沈涛贴地滑步,避开致命的一击,身形一晃便切入对方的中门。
左手扣住克劳斯完好的左手腕,利用对方挥舞的惯性,右腿狠狠踹向他的肘关节外侧。
“咔嚓。”
清脆的骨裂声甚至盖过了克劳斯的咆哮。
这还没完。
沈涛顺势绕到他身后,手臂锁住那个粗壮的脖子,膝盖顶住脊椎,猛地发力绞杀。
几秒钟后,克劳斯像一摊烂泥一样瘫软下去,只剩下微弱的抽搐。
灯亮了。
备用电源启动。
维多利亚脸色惨白地站在一台壁挂式终端机前,手指颤抖地悬在那个红色的“清除”键上。
“别动!”她尖叫道,失去了所有的优雅,“只要我按下去,所有的资金链都会被物理粉碎,你们一分钱也拿不到!”
沈涛站在在那儿,甩了甩手上的血,眼神平静得像是在看一个死人。
“按吧。”
维多利亚愣住了。
她咬牙切齿地按下了那个回车键。
屏幕上瞬间弹出了无数个红色的警告窗口。
但显示的不是“删除中”,而是“锁定中”。
“这……这是什么?”她惊恐地看着账户里的数字疯狂跳动,然后被一个个红色的锁头图标封死。

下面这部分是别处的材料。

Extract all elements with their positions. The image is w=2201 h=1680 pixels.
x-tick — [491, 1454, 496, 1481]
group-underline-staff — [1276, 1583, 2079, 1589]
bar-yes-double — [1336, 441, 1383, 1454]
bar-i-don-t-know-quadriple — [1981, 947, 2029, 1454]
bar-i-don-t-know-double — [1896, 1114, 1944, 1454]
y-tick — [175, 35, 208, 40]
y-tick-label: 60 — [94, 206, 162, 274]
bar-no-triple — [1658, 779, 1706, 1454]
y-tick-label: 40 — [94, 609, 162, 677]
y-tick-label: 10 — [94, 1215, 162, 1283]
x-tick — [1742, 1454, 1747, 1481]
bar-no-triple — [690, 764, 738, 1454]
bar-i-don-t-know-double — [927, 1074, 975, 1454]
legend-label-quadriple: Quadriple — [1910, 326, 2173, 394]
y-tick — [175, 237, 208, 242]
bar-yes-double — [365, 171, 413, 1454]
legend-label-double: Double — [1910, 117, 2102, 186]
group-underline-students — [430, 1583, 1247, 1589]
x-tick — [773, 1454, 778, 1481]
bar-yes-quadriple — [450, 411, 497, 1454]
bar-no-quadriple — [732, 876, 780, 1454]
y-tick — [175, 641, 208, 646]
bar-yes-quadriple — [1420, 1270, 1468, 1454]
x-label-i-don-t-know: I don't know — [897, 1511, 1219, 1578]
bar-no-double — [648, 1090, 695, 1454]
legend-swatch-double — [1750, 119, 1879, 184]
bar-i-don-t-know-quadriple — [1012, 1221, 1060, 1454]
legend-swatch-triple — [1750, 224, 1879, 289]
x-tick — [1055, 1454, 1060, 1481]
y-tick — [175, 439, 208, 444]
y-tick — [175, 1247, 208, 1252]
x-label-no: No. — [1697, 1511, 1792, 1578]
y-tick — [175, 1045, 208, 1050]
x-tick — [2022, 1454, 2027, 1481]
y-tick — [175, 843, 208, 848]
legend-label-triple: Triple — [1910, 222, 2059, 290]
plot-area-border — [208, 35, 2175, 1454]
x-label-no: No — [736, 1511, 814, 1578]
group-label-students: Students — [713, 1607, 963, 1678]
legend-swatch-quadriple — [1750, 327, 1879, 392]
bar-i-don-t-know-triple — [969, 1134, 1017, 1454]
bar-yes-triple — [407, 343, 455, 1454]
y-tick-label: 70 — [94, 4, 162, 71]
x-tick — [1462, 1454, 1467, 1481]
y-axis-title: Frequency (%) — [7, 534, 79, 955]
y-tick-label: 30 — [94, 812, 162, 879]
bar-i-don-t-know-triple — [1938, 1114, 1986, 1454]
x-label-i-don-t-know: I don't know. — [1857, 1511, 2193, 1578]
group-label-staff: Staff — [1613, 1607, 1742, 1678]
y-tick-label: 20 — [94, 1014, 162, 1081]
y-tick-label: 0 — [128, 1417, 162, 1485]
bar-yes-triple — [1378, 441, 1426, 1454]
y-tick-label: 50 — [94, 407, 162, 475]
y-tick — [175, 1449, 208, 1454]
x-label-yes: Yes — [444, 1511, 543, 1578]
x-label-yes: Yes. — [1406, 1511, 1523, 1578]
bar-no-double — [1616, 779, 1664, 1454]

“逻辑循环。”沈涛走到肥华身边,拔出那把切雪茄的剪刀,割开了扎带,“索菲亚写的。你每确认一次删除,系统就会把资金池的密钥向全球金融监管机构发送一次备份。就在刚才,你亲手把自己所有的黑钱都捐给了国际刑警。”
维多利亚瘫坐在地上,看着屏幕上显示的“资产冻结,引渡程序启动”,彻底崩溃。
沈涛没再看她一眼。
他掏出那部满是裂纹的卫星电话,调出沈振南的私人频段,输入了最后一行代码。
那不是什么算法,而是一个简单的破产指令。
发送成功。
这一刻,所有依附于“辛迪加”存在的影子银行、离岸公司、信托基金,其底层的交叉持股协议全部失效。
那些天文数字般的财富,在一瞬间变成了无法解读的乱码。
沈涛拽起还在发懵的肥华。
“走了。”
“大佬……我的牙……”肥华捂着腮帮子,含糊不清地哭丧着脸,“我要加钱,这次必须加钱……”
“记账上。”
两人从侧门走出庄园。
外面的雾更浓了。
蒋小龙的那辆黑色商务车正停在路口,车灯在大雾中像是两只幽灵的眼睛。
沈涛把肥华塞进后座,自己却没有立刻上车。
他站在悬崖边,回过头看了一眼身后那座灯火通明的豪宅,以及远处的维多利亚港。
那些璀璨的灯火倒映在他漆黑的眸子里,没有任何温度。
在这个清晨,名为“沈涛”的港岛商人死了。
活下来的,只有一个没有身份、没有过去、也没有未来的幽灵。
但他自由了。
左肩的伤口突然传来一阵剧烈的抽痛,像是有人拿烧红的铁丝在搅动神经。
刚才动手的时候动作太大,伤口崩开了,鲜血正顺着袖管流到指尖,滴落在湿漉漉的柏油路上。
必须处理一下。
这附近没有诊所,也不能去医院。
沈涛拉开车门,钻进副驾驶,声音沙哑:“去西环旧船坞。那里还有半桶剩下的工业酒精。”
工业酒精倒在伤口上的滋味,像是一把烧红的锉刀在骨头缝里来回锯。
沈涛咬着那块早就被咬烂的毛巾,冷汗顺着下巴滴进全是油污的地面。
呲——
手边那台老旧的德根全波段收音机本来在放着沙沙的白噪,突然跳出一串极其规律的“喀哒”声。
每隔1.5秒一次,就像某种巨大昆虫的咀嚼音。
这不是信号干扰。
沈涛猛地睁开眼,盯着收音机的频段指针。
指针在疯狂跳动。
这是宽频扫描仪的高频溢出。
那个匈牙利人,科瓦奇来了。
他不是在监听,是在“敲门”。
利用大功率声波诱发电子元件的物理谐振,只要这间船坞里有任何通电的芯片,哪怕是一块电子表,都会在这个频率下像黑暗中的萤火虫一样发光。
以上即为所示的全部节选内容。